Effectiveness of Chemotherapy on Long-Term Survival in a Case of Advanced Juvenile Hepatocellular Carcinoma Without Viral Hepatitis Infection

Cureus. 2024 Jan 31;16(1):e53278. doi: 10.7759/cureus.53278. eCollection 2024 Jan.

Abstract

Hepatocellular carcinoma (HCC) usually occurs in settings of cirrhosis and chronic hepatitis B or C virus (HBV and HCV, respectively) infection; it is extremely rare in patients <40 years of age since viral- or alcohol-induced chronic hepatitis develops over a prolonged period. Juvenile HCC is mostly associated with persistent HBV infection; cases unrelated to HBV or HCV infection (non-B, non-C juvenile HCC) are sporadic and treated in the same way as classical HCC. A woman in her late 30s was diagnosed with HCC in a healthy liver; her imaging findings were typical of HCC with bone metastasis. She was administered a combination of tyrosine kinase inhibitors, immune checkpoint inhibitors, and vascular endothelial growth factor inhibitors.
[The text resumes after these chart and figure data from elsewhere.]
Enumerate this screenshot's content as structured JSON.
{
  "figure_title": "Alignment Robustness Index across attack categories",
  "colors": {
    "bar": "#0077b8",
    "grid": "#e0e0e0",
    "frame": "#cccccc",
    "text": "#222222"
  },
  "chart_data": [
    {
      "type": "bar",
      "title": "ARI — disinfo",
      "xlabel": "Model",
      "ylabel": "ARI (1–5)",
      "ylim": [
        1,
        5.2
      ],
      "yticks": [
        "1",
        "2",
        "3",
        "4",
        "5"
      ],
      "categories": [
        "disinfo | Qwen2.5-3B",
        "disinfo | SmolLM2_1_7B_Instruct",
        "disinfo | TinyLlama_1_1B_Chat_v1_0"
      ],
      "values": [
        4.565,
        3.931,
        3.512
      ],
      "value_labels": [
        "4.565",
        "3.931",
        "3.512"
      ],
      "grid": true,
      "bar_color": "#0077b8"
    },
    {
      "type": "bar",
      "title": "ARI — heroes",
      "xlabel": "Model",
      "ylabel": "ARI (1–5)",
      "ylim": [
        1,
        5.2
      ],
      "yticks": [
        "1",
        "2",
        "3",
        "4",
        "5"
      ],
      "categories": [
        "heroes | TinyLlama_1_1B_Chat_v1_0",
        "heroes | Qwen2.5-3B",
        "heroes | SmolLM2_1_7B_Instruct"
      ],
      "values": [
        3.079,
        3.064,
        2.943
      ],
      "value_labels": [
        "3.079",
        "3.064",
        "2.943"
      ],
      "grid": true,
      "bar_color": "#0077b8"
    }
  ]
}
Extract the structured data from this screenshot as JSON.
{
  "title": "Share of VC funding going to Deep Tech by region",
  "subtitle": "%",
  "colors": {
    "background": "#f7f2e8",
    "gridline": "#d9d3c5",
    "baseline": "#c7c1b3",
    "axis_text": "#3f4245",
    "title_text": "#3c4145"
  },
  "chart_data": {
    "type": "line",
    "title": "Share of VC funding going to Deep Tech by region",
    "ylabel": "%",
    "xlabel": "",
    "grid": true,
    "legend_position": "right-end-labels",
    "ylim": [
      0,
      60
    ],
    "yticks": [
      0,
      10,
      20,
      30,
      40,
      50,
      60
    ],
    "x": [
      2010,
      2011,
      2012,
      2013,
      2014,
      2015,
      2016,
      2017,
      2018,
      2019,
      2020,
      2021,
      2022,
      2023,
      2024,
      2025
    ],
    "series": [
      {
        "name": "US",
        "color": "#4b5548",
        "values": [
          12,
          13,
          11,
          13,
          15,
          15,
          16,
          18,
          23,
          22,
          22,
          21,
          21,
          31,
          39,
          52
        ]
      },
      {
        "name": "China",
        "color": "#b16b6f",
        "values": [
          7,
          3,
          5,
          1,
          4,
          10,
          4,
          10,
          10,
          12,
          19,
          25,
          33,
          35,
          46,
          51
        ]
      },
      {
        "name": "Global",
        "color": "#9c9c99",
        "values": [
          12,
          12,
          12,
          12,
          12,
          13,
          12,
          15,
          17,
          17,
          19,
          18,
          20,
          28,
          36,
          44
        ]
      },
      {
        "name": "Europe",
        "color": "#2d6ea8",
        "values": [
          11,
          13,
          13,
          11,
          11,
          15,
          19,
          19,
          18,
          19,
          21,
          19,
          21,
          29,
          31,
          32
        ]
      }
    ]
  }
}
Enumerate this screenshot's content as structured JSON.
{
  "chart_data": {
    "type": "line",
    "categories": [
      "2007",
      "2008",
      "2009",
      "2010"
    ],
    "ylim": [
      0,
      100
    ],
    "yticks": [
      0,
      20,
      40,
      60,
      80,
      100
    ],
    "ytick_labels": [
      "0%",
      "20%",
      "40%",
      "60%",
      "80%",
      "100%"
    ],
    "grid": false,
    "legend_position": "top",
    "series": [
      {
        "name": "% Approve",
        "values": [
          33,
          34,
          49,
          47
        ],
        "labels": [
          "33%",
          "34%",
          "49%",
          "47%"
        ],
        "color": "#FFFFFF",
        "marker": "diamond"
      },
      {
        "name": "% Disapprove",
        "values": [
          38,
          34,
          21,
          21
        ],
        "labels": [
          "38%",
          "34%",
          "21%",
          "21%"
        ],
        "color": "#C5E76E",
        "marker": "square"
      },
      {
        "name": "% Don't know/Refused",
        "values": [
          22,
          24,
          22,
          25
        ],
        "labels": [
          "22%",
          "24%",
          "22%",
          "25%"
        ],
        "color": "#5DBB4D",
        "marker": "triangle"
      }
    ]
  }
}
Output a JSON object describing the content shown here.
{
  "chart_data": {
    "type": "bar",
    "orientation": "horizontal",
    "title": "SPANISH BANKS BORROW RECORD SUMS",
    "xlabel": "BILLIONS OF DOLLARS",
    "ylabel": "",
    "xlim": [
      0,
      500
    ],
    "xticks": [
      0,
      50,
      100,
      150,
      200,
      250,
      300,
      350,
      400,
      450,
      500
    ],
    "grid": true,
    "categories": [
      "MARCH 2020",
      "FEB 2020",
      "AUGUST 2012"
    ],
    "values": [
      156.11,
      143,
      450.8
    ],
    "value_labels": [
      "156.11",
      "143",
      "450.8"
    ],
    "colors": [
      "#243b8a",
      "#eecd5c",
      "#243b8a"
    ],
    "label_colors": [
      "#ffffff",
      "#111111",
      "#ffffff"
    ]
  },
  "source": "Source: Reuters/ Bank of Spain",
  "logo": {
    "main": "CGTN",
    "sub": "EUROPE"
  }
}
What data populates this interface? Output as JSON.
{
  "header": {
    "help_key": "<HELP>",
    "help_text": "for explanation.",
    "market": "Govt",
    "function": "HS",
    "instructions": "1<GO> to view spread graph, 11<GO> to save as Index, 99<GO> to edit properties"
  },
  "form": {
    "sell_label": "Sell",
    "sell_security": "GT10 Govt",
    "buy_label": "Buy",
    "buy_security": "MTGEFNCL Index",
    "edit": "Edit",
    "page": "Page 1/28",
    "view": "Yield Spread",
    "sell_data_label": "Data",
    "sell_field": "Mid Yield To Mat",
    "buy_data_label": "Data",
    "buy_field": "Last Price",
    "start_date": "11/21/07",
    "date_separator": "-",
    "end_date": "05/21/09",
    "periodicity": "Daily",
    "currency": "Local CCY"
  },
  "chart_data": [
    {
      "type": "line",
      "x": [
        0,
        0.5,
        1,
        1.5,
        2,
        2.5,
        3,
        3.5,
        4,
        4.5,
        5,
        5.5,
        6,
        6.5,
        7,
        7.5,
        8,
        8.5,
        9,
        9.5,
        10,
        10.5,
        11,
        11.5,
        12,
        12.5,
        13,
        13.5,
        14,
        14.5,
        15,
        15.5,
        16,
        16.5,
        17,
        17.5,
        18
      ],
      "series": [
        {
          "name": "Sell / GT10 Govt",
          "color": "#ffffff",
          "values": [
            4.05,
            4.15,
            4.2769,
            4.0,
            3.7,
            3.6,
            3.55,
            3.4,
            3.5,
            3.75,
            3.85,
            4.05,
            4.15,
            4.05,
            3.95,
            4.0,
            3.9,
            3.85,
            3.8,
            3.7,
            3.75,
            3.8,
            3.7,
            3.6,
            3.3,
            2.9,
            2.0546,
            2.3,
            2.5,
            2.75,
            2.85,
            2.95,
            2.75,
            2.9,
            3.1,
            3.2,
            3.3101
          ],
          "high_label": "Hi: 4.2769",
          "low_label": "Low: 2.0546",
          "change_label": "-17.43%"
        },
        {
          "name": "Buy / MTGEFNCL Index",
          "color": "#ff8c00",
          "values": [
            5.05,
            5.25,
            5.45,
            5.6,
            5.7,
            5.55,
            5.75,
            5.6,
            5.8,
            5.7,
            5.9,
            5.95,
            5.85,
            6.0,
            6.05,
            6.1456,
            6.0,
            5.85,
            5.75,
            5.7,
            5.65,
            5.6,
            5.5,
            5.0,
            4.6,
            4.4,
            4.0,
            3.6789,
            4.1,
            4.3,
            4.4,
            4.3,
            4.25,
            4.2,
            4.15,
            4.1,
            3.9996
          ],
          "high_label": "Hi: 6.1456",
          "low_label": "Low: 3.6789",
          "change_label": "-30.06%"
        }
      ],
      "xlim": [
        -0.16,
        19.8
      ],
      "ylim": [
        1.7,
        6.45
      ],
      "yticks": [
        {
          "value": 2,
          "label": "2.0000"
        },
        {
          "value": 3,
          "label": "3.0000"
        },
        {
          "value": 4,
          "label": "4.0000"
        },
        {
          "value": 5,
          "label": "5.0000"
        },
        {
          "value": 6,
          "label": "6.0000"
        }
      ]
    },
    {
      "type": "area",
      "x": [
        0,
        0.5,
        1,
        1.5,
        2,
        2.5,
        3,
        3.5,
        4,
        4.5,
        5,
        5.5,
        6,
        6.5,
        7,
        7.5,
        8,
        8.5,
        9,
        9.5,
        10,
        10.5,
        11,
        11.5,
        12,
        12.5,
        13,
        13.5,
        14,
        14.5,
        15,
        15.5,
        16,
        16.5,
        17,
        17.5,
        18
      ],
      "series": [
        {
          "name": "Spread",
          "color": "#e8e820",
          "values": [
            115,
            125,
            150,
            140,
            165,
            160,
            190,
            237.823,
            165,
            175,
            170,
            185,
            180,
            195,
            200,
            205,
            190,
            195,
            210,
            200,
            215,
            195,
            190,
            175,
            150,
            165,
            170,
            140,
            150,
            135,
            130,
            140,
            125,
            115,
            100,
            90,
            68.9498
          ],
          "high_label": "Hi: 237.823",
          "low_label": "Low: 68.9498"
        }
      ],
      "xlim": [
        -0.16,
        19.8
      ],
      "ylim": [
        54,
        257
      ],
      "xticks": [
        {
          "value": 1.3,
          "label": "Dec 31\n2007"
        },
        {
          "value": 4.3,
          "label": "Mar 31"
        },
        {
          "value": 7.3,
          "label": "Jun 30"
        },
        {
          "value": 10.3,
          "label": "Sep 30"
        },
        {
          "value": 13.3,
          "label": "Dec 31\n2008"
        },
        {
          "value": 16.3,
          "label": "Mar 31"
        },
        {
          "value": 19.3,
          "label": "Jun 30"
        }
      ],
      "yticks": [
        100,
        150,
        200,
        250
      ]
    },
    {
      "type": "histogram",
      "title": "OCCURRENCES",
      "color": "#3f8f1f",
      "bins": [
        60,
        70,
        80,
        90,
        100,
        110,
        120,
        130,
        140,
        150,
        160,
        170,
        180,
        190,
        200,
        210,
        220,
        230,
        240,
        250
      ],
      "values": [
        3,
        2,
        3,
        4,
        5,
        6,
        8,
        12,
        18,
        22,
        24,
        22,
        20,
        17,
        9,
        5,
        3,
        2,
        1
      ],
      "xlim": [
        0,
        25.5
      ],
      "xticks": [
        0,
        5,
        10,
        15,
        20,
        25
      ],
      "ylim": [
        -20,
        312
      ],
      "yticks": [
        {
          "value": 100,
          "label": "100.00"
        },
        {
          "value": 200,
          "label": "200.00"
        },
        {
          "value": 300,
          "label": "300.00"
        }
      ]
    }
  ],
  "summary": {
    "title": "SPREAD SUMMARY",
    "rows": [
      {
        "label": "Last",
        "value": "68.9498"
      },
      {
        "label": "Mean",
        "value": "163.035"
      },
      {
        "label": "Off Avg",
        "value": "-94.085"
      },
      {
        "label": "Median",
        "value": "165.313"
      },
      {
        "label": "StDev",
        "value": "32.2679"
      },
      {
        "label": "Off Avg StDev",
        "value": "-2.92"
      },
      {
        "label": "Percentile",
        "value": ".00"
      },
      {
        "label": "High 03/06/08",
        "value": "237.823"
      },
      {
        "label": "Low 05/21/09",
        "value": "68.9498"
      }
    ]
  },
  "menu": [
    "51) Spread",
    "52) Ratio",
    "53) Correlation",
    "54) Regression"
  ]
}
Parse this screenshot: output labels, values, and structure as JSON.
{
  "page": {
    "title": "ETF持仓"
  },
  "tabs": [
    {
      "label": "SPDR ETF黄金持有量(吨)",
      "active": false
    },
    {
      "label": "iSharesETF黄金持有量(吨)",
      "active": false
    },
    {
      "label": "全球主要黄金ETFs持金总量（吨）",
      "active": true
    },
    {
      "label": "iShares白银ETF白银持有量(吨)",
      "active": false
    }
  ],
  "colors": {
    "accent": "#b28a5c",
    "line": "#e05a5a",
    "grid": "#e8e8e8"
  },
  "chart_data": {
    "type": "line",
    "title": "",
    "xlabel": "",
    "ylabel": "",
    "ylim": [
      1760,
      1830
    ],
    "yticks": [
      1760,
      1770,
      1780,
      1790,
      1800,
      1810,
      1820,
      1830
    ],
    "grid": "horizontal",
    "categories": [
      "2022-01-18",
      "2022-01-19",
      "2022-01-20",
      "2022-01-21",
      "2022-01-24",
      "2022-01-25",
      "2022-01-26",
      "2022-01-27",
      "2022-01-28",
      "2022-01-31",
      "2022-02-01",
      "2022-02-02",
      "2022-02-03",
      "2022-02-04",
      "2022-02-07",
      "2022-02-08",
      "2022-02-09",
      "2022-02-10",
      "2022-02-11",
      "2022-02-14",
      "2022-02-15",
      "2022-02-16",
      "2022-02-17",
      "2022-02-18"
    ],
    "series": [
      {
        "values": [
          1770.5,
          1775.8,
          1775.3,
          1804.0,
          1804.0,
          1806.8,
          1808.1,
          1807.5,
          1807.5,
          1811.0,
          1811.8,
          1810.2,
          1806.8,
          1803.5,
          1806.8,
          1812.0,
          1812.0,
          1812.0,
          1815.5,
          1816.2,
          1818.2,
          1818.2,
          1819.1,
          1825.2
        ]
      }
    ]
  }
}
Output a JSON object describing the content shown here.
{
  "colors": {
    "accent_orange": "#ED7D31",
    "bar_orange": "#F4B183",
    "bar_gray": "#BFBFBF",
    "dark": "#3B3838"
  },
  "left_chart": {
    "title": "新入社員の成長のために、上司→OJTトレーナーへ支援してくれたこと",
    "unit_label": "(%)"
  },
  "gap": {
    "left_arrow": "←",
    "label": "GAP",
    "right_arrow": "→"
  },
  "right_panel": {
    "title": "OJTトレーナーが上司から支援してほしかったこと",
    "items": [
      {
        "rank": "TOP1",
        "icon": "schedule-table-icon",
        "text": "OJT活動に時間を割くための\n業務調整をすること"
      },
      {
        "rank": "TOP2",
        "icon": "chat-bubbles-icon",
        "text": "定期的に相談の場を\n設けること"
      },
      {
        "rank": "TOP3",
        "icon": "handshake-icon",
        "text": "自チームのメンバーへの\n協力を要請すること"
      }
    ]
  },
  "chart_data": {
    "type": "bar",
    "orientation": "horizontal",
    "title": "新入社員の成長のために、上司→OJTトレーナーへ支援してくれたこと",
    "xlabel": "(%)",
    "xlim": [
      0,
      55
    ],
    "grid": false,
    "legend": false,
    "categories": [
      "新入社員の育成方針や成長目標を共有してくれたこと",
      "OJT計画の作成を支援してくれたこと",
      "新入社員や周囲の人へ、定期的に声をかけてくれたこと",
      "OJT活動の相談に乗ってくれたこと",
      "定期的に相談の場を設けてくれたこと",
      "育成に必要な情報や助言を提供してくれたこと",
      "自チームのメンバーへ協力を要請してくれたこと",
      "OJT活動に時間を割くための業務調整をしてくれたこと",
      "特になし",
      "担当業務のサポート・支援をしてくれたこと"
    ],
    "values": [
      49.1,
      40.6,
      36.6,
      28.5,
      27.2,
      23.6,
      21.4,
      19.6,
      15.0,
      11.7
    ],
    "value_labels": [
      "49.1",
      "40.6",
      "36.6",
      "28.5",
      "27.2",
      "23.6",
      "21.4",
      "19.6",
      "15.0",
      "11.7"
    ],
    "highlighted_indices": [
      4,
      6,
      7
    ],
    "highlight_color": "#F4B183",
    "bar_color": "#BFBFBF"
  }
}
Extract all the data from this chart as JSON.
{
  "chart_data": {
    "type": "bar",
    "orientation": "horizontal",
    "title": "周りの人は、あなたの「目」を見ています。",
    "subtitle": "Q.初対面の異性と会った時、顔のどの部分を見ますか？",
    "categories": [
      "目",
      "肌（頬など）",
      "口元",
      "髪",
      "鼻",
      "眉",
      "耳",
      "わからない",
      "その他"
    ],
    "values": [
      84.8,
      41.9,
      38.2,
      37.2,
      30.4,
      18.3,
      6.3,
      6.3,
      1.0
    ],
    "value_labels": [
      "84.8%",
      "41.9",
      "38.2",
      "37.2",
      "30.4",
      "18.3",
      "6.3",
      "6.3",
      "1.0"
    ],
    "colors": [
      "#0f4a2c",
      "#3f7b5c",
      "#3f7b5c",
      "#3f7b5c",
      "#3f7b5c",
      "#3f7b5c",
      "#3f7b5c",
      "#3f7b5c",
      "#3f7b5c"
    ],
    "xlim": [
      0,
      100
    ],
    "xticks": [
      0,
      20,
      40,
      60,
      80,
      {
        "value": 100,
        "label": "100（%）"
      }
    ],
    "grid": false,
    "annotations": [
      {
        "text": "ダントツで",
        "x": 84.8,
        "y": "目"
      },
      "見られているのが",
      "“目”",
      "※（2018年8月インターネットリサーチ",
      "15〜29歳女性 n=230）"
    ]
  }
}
Throughout chemotherapy, the liver reserve was Grade A on the Child-Pugh classification and tumor markers remained under control without marked elevation. Our patient is the first reported long-term survivor of unresectable non-B, non-C juvenile HCC following chemotherapeutic treatment.

Keywords: alpha-fetoproteins; antinuclear antibodies; chemotherapy response; hepatocellular carcinoma (hcc); non-b non-c juvenile hepatocellular carcinoma.